# Documentation



## mags&woody (Jul 31, 2008)

hi
my OH and I are moving to Spain in October, and would appreciate anyone telling us what documents we will need to fill in, where do we get them and who do we give them to after completeing them? Or can we get them here before we arrive and then take them with us

Cheers


----------



## Stravinsky (Aug 12, 2007)

mags&woody said:


> hi
> my OH and I are moving to Spain in October, and would appreciate anyone telling us what documents we will need to fill in, where do we get them and who do we give them to after completeing them? Or can we get them here before we arrive and then take them with us
> 
> Cheers


Oh Gosh thats such a big subject to cover

Well, you both need NIE numbers which you usually get from your local Police Station. You can download the forms from the Residency thread above I think.

You will need to get residency certificates, which again are in the thread. Depending on area you will need to go to the Police Station again, although some areas have offices to apply. Again, download form above.

Presume you have sorted your bank accounts out.

When you are settled you should go to your local town hall to sign on the Padron (the council)

Have you applied for your E106 documentation from the Department of Work and Pensions? You'll need these to get health cover, whether it be temporary (if you are not of retirement age) or permanent if you are of retirement age.

Is that good for starters? You haven't left yourself much time have you. 

Oh ..... welcome to the forum


----------



## Pasanada (Feb 5, 2008)

Following on from Stravinsky's good advice, please be aware that in some parts of Spain (Costa Blanca south that I do know of), you will need to apply for Residencia BEFORE signing on the Padron. This is a turn around from the old system and I'm lead to believe this is to prevent non permanent visitors applying on the Padron.

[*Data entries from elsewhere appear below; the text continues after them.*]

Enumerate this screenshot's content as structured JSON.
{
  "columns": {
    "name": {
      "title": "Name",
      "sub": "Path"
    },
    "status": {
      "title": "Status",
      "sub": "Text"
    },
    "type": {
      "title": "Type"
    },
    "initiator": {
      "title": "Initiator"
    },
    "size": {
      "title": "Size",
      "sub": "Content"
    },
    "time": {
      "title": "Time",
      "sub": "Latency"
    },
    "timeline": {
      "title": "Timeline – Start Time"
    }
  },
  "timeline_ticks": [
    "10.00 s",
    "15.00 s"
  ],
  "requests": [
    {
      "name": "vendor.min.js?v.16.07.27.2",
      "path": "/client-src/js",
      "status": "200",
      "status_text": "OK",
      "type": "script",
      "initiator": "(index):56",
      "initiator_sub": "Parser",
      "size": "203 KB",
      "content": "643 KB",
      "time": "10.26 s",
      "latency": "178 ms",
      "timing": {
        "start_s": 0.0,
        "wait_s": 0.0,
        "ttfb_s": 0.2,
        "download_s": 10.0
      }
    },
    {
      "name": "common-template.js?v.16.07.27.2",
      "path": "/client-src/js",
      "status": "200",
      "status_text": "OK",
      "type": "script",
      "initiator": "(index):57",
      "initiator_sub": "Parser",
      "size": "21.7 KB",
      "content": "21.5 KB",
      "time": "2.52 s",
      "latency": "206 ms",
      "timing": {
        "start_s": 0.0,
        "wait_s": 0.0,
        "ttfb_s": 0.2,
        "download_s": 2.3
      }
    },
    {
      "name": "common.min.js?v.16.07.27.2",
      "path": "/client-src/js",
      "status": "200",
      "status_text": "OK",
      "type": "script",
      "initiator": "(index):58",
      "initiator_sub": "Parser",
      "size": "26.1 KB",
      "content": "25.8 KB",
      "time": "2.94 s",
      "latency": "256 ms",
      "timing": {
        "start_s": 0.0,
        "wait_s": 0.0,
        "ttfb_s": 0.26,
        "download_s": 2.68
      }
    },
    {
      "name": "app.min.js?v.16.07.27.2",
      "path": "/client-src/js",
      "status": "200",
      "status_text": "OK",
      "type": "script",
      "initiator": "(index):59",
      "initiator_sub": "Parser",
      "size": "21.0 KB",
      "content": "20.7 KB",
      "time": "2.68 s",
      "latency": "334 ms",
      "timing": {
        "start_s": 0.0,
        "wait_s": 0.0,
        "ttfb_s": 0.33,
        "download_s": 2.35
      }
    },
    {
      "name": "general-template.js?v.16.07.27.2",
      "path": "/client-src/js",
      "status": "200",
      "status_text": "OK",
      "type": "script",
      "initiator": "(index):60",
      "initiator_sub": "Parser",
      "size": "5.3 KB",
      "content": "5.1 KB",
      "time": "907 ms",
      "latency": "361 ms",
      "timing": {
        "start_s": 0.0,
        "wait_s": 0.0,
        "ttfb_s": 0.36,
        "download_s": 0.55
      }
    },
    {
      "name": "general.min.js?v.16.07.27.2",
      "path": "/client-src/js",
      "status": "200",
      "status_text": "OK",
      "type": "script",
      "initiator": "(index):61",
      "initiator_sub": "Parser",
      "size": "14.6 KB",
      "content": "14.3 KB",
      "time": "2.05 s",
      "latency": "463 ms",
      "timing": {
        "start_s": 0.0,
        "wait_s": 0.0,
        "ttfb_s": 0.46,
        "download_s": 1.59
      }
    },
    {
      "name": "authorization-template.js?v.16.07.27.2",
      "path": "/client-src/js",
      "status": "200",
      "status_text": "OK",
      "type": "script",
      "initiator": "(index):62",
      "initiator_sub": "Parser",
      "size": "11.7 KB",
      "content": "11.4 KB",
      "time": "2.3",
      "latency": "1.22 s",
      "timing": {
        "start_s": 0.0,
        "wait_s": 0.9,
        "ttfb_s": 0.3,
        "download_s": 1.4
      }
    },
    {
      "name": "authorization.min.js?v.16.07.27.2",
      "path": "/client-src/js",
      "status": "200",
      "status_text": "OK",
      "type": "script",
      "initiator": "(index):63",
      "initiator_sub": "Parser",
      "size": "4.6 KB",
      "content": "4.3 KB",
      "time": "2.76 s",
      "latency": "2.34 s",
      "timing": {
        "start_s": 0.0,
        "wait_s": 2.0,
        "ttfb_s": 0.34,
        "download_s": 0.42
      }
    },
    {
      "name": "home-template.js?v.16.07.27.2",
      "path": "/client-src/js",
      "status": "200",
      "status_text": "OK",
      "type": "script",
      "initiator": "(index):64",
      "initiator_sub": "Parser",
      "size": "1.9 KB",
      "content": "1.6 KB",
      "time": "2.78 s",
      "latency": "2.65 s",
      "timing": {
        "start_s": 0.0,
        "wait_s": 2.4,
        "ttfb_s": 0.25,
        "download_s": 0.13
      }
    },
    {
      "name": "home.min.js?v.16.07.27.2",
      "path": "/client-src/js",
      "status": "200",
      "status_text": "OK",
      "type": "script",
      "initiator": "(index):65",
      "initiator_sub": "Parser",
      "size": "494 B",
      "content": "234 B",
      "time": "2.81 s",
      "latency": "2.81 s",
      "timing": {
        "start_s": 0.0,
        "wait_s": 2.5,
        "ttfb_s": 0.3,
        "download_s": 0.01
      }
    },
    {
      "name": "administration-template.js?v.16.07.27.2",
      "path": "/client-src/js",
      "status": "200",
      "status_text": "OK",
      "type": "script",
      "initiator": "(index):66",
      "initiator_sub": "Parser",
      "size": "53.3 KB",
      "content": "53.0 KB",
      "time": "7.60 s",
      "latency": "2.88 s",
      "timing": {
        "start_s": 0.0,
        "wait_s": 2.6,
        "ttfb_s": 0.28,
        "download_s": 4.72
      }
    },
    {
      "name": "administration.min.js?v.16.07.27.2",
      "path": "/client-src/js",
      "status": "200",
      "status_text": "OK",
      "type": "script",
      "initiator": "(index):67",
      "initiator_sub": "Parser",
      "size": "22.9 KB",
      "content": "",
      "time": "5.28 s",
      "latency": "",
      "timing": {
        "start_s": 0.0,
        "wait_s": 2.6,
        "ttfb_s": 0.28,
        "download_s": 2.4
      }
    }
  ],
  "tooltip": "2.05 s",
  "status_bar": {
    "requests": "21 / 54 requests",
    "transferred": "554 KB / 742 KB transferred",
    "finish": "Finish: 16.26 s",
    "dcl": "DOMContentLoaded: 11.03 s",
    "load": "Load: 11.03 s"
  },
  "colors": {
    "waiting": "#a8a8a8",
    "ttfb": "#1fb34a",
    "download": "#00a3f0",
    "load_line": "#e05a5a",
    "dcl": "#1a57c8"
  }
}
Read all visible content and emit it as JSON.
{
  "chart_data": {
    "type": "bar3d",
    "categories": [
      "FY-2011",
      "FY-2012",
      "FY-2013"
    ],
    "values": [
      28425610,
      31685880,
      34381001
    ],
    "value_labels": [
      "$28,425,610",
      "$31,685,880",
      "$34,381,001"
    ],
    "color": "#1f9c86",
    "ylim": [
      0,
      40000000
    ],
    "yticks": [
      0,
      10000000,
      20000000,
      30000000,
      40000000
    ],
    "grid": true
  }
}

Now, if you're in my position, it will take some years.....lots of waiting in line at the Ayuntamiento (town hall) and plenty of expletives!! Lol

Good luck with your move and hope you enjoy your new life in Espana!


----------



## mags&woody (Jul 31, 2008)

Stravinsky said:


> Oh Gosh thats such a big subject to cover
> 
> Well, you both need NIE numbers which you usually get from your local Police Station. You can download the forms from the Residency thread above I think.
> 
> ...


thanks for the info. we believe that we have plenty of time as we will be back in uk in november for a week and then again in december.


----------